Le pasó –y no es la primera vez– a la estiradísima Esperanza Aguirre, cuya cólera se adivina no pocas veces detrás de su afilada sonrisa monjil. Experta en encalar la fachada que todo el mundo ha de ver, en la trastienda acumula todo tipo de miasmas que pueden hacer bello el retrato de Dorian Gray. La táctica es altamente productiva entre los rebaños madrileños y todo el mundo sabe que su aspiración es pastorear los de todo el país. Los cielos nos libren.
Como en las películas del oeste, las calles del poblado rebosan una vida ficticia que la cámara evita estropear. Si se cambiara el ángulo veríamos que detrás de las fachadas del "Saloon" o de la oficina del "Sheriff" sólo hay unos postes que apuntalan la ilusión de un edificio. Industria, industria, diría Don Quijote.

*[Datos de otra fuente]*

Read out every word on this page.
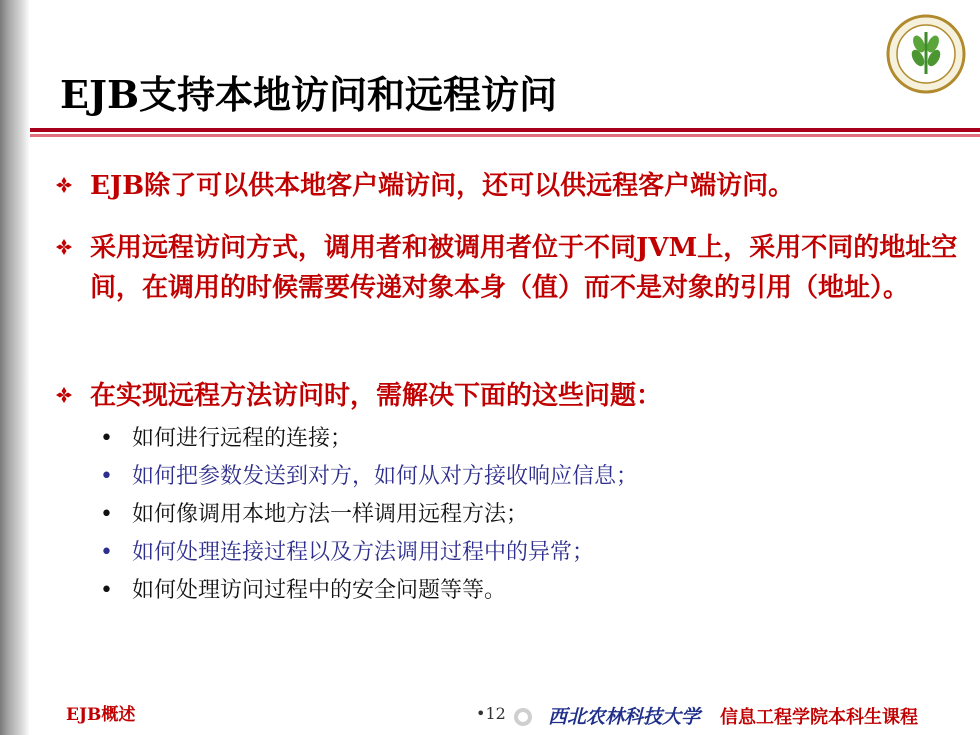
EJB支持本地访问和远程访问
EJB除了可以供本地客户端访问，还可以供远程客户端访问。
采用远程访问方式，调用者和被调用者位于不同JVM上，采用不同的地址空间，在调用的时候需要传递对象本身（值）而不是对象的引用（地址）。
在实现远程方法访问时，需解决下面的这些问题：
• 如何进行远程的连接；
• 如何把参数发送到对方，如何从对方接收响应信息；
• 如何像调用本地方法一样调用远程方法；
• 如何处理连接过程以及方法调用过程中的异常；
• 如何处理访问过程中的安全问题等等。
EJB概述	•12 西北农林科技大学 信息工程学院本科生课程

La política que consuminos y padecemos es eso mismo, pura fachada. Lo que el público ve es una gran mentira diseñada por guionistas sin escrúpulos expertos en engañar a la gente. No lo tienen difícil, pues la muchedumbre va a ese cine dispuesta a aceptar que el indio salga con reloj o que a un extra lo maten siete veces, por eso a veces se relajan tanto que se evidencia indecorosamente el decorado.
Al aparato de comunicación del Partido Popular de Burgos ese ejercicio de composición y "atrezzo" se le da de perlas: si mucha gente de bien quisiera fijarse en el montaje el cine de estos titiriteros estaría vacío, pero en la realidad se forran a vender palomitas, contruyen sus fachadas con dinero de todos y luego cobran la entrada carísima. Por lo general para mi desgracia, he visto muchos de esos postes que sujetan sus fachadas, incluso tengo algunas grabaciones y documentos que los desvelan, como los tienen otros que nunca van a ver sus películas.
No hay que darle muchas vueltas: si los mayores índices de audiencia en la televisión se los llevan los programas más mentirosos y deleznables, gracias a los anzuelos que prenden en lo más bajo de la almas incultas, en política pasa exactamente lo mismo. Lo malo es que la tele la desenchufas y te pones a leer, pero no hay manera de desenchufar el Ayuntamiento para que dejen de dar tanto por culo con la fachada.